Unlocking the Secret to Long-Horizon Agentic Workflows Through the Power of Real-World Pull Requests
- The Data Bottleneck: While LLMs are proficient at short-term tasks, they struggle with long-horizon workflows due to a lack of training data that reflects complex, multi-stage reasoning and refinement.
- The PR Solution: daVinci-Agency solves this by mining real-world Pull Request (PR) chains, treating the natural evolution of software as a roadmap for teaching agents how to decompose tasks and maintain consistency.
- Extreme Efficiency: By training on just 239 high-quality, structured samples, models show massive performance leaps, including a 47% gain on the Toolathlon benchmark, proving that quality and structure beat raw data volume.

The current landscape of Artificial Intelligence is marked by a fascinating paradox: Large Language Models (LLMs) can write a poem or a function in seconds, yet they often stumble when asked to manage a software project over several weeks. This “long-horizon” gap exists because existing training methods rely on synthetic data that is often shallow or human annotations that are too expensive to scale. Most synthetic trajectories treat steps as independent events, failing to capture the “connective tissue”—the causal dependencies and iterative fixes—that define real-world engineering.

Enter daVinci-Agency, a revolutionary paradigm designed to bridge this gap. Instead of forcing models to learn from artificial prompts, daVinci-Agency looks toward the most authentic record of human problem-solving: the evolution of software. By reconceptualizing data synthesis through the lens of real-world development, this approach unlocks a model’s intrinsic potential to handle tasks that require persistent, goal-directed behavior.

Mining the “Chain of PRs”
The core innovation of daVinci-Agency lies in its use of Pull Request (PR) sequences. In the world of open-source development, a PR is more than just code; it is a documented journey of decomposition, consistency, and refinement. daVinci-Agency systematically mines these “chains” to create training trajectories that are massive in scale—averaging 85,000 tokens and 116 tool calls per sample.

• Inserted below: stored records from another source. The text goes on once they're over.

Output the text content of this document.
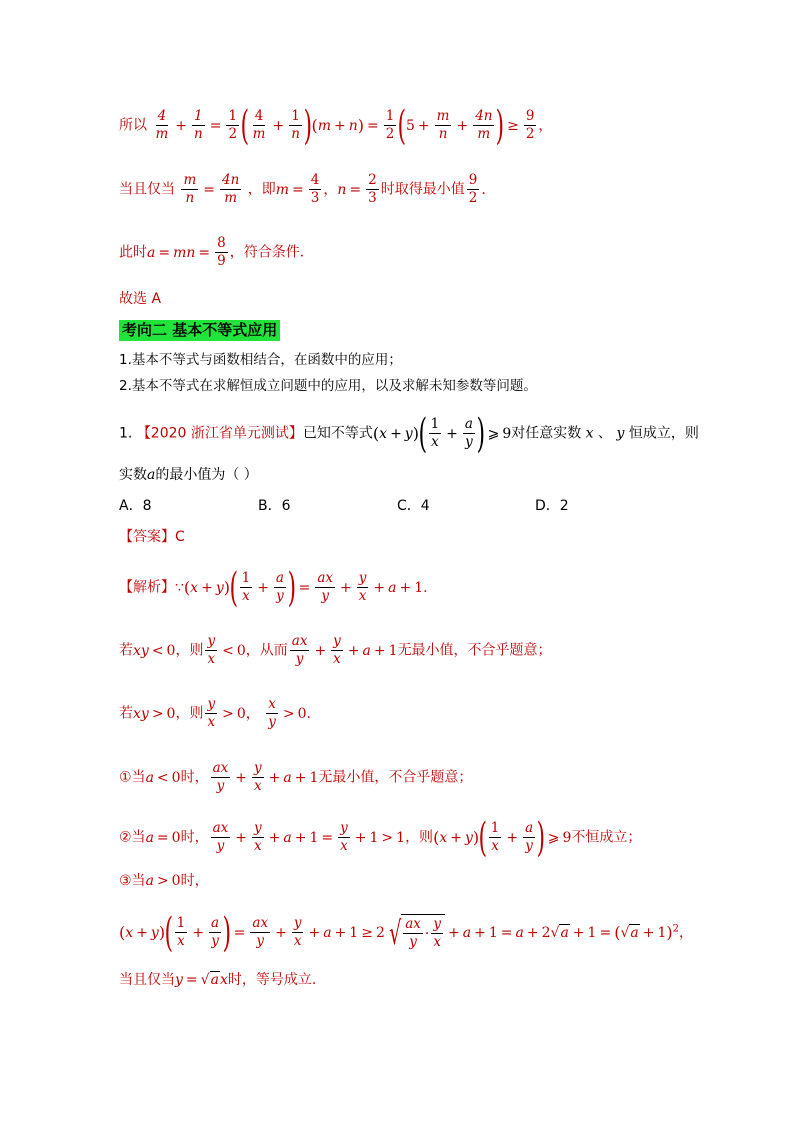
所以 $\frac{4}{m} + \frac{1}{n} = \frac{1}{2}$ ( $\frac{4}{m} + \frac{1}{n} )(m + n) = \frac{1}{2} (5 + \frac{m}{n} + \frac{4n}{m}$ ) ≥ $\frac{9}{2}$ ，
当且仅当 $\frac{m}{n} = \frac{4n}{m}$ ，即$m = \frac{4}{3}$ ，$n = \frac{2}{3}$ 时取得最小值 $\frac{9}{2}$ ．
此时a = mn = $\frac{8}{9}$ ，符合条件．
故选 A
考向二 基本不等式应用
1.基本不等式与函数相结合，在函数中的应用；
2.基本不等式在求解恒成立问题中的应用，以及求解未知参数等问题。
1. 【2020 浙江省单元测试】已知不等式$(x + y)( \frac{1}{x} + \frac{a}{y}$ ) ⩾ 9对任意实数 x 、 y 恒成立，则
实数a的最小值为（ ）
A．8	B．6	C．4	D．2
【答案】C
【解析】∵(x + $y)( \frac{1}{x} + \frac{a}{y}$ ) = $\frac{ax}{y} + \frac{y}{x} + a + 1$.
若xy < 0，则 $\frac{y}{x} < 0$，从而 $\frac{ax}{y} + \frac{y}{x} + a + 1$无最小值，不合乎题意；
若xy > 0，则 $\frac{y}{x} > 0$， $\frac{x}{y} > 0$.
①当a < 0时， $\frac{ax}{y} + \frac{y}{x} + a + 1$无最小值，不合乎题意；
②当a = 0时， $\frac{ax}{y} + \frac{y}{x} + a + 1 = \frac{y}{x} + 1 > 1$，则$(x + y)( \frac{1}{x} + \frac{a}{y}$ ) ⩾ 9不恒成立；
③当a > 0时，
$(x + y)( \frac{1}{x} + \frac{a}{y}$ ) = $\frac{ax}{y} + \frac{y}{x} + a + 1 \ge 2$ √ $\frac{ax}{y} \cdot \frac{y}{x} + a + 1 = a + 2√a + 1 = (√a + 1)^2$，
当且仅当y = √ax时，等号成立.
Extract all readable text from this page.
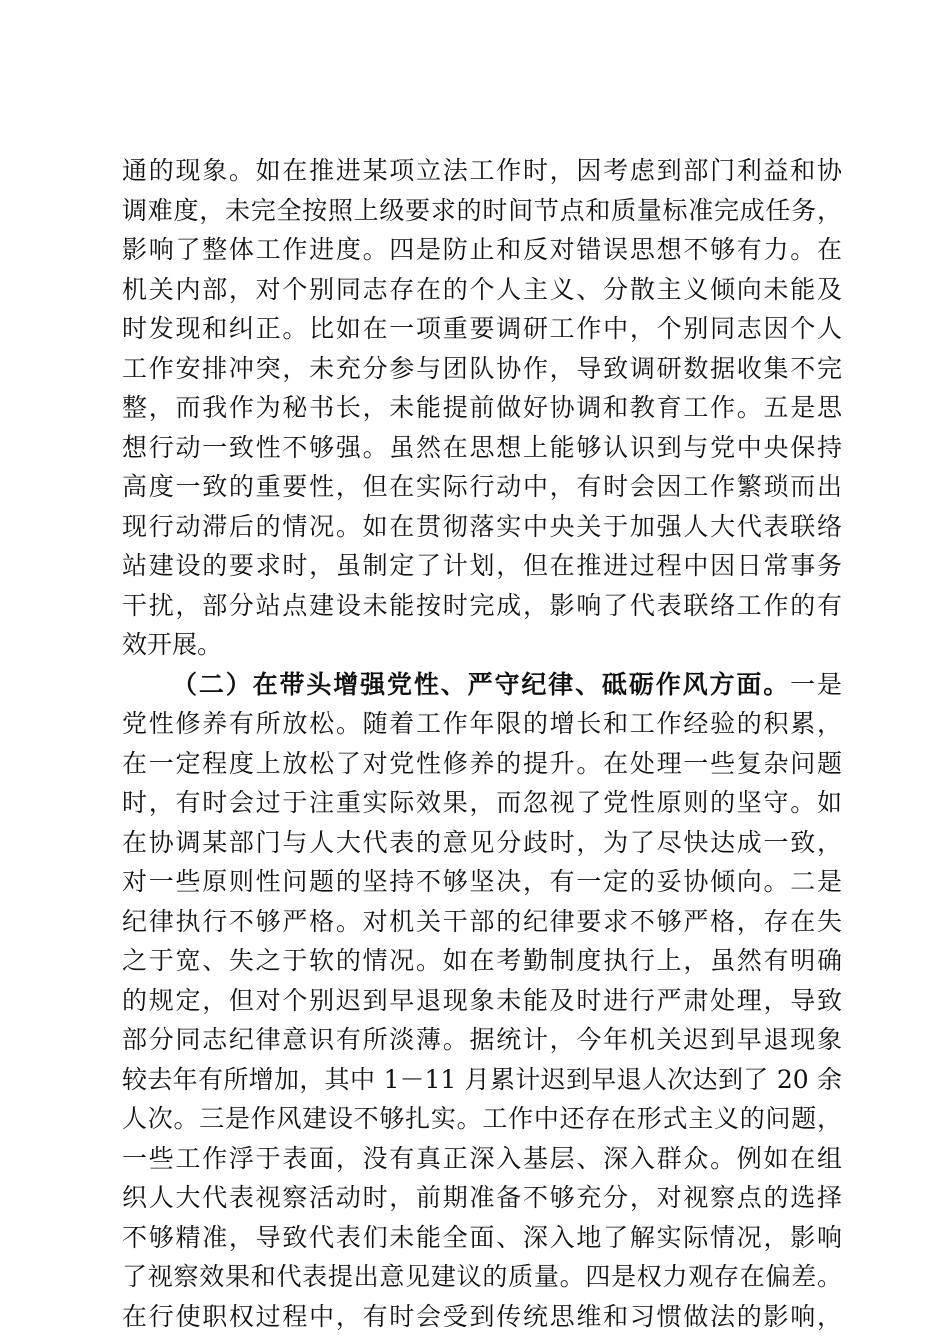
通的现象。如在推进某项立法工作时，因考虑到部门利益和协
调难度，未完全按照上级要求的时间节点和质量标准完成任务，
影响了整体工作进度。四是防止和反对错误思想不够有力。在
机关内部，对个别同志存在的个人主义、分散主义倾向未能及
时发现和纠正。比如在一项重要调研工作中，个别同志因个人
工作安排冲突，未充分参与团队协作，导致调研数据收集不完
整，而我作为秘书长，未能提前做好协调和教育工作。五是思
想行动一致性不够强。虽然在思想上能够认识到与党中央保持
高度一致的重要性，但在实际行动中，有时会因工作繁琐而出
现行动滞后的情况。如在贯彻落实中央关于加强人大代表联络
站建设的要求时，虽制定了计划，但在推进过程中因日常事务
干扰，部分站点建设未能按时完成，影响了代表联络工作的有
效开展。
（二）在带头增强党性、严守纪律、砥砺作风方面。一是
党性修养有所放松。随着工作年限的增长和工作经验的积累，
在一定程度上放松了对党性修养的提升。在处理一些复杂问题
时，有时会过于注重实际效果，而忽视了党性原则的坚守。如
在协调某部门与人大代表的意见分歧时，为了尽快达成一致，
对一些原则性问题的坚持不够坚决，有一定的妥协倾向。二是
纪律执行不够严格。对机关干部的纪律要求不够严格，存在失
之于宽、失之于软的情况。如在考勤制度执行上，虽然有明确
的规定，但对个别迟到早退现象未能及时进行严肃处理，导致
部分同志纪律意识有所淡薄。据统计，今年机关迟到早退现象
较去年有所增加，其中 1－11 月累计迟到早退人次达到了 20 余
人次。三是作风建设不够扎实。工作中还存在形式主义的问题，
一些工作浮于表面，没有真正深入基层、深入群众。例如在组
织人大代表视察活动时，前期准备不够充分，对视察点的选择
不够精准，导致代表们未能全面、深入地了解实际情况，影响
了视察效果和代表提出意见建议的质量。四是权力观存在偏差。
在行使职权过程中，有时会受到传统思维和习惯做法的影响，
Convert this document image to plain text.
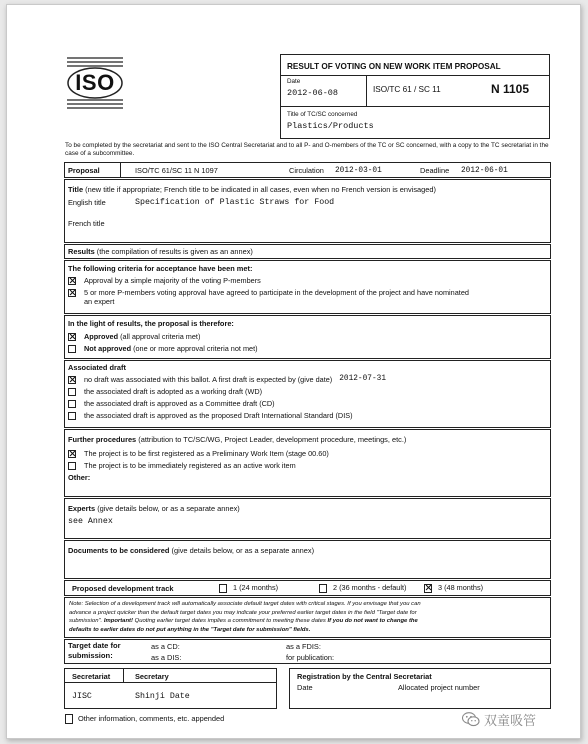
ISO
RESULT OF VOTING ON NEW WORK ITEM PROPOSAL
Date
2012-06-08	ISO/TC 61 / SC 11	N 1105
Title of TC/SC concerned
Plastics/Products
To be completed by the secretariat and sent to the ISO Central Secretariat and to all P- and O-members of the TC or SC concerned, with a copy to the TC secretariat in the case of a subcommittee.
Proposal	ISO/TC 61/SC 11 N 1097	Circulation 2012-03-01	Deadline 2012-06-01
Title (new title if appropriate; French title to be indicated in all cases, even when no French version is envisaged)
English title	Specification of Plastic Straws for Food
French title
Results (the compilation of results is given as an annex)
The following criteria for acceptance have been met:
Approval by a simple majority of the voting P-members
5 or more P-members voting approval have agreed to participate in the development of the project and have nominated
an expert
In the light of results, the proposal is therefore:
Approved (all approval criteria met)
Not approved (one or more approval criteria not met)
Associated draft
no draft was associated with this ballot. A first draft is expected by (give date) 2012-07-31
the associated draft is adopted as a working draft (WD)
the associated draft is approved as a Committee draft (CD)
the associated draft is approved as the proposed Draft International Standard (DIS)
Further procedures (attribution to TC/SC/WG, Project Leader, development procedure, meetings, etc.)
The project is to be first registered as a Preliminary Work Item (stage 00.60)
The project is to be immediately registered as an active work item
Other:
Experts (give details below, or as a separate annex)
see Annex
Documents to be considered (give details below, or as a separate annex)
Proposed development track	1 (24 months)	2 (36 months - default)	3 (48 months)
Note: Selection of a development track will automatically associate default target dates with critical stages. If you envisage that you can
advance a project quicker than the default target dates you may indicate your preferred earlier target dates in the field "Target date for
submission". Important! Quoting earlier target dates implies a commitment to meeting these dates If you do not want to change the
defaults to earlier dates do not put anything in the "Target date for submission" fields.
Target date for
submission:
as a CD:
as a DIS:
as a FDIS:
for publication:
Secretariat	Secretary
JISC	Shinji Date
Registration by the Central Secretariat
Date	Allocated project number
Other information, comments, etc. appended	双童吸管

This process is built on three interlocking mechanisms:
- Progressive Task Decomposition: It uses continuous commits to show agents how to break a massive objective into verifiable, bite-sized units.
- Long-term Consistency: It enforces a unified functional objective across multiple iterations, ensuring the agent doesn’t “lose the plot” as the project grows.
- Verifiable Refinement: By analyzing authentic bug-fix histories, it teaches agents how to recognize their own mistakes and iterate toward a solution.

Small Data, Big Impact
Perhaps the most startling finding from the daVinci-Agency research is its extreme data efficiency. In an era where “more data” is the common refrain, this method proves that structure is king. By fine-tuning the GLM-4.6 model on a mere 239 samples, researchers observed broad improvements across multiple benchmarks. Most notably, the model achieved a 47% relative gain on Toolathlon, a benchmark designed to test complex tool-use and planning.

This suggests that when agents internalize the structural nuances of software evolution—learning how a project moves from a bug report to a verified fix across several stages—they develop a “meta-skill” for reasoning. They move beyond simple instruction following and begin to master full-cycle task modeling.

Pushing the Boundaries
While the current implementation connects up to five PRs to construct these task chains, the implications for the future are vast. The study of training and inference scaling laws within daVinci-Agency suggests that as these chains grow longer, the agents will become even more adept at navigating the complexities of modern software environments.

By moving from isolated tasks to modeling project-level evolution, daVinci-Agency establishes a new, scalable standard for AI training. It proves that the path to truly autonomous agents isn’t just paved with more code, but with the rich, iterative history of how humans build things together.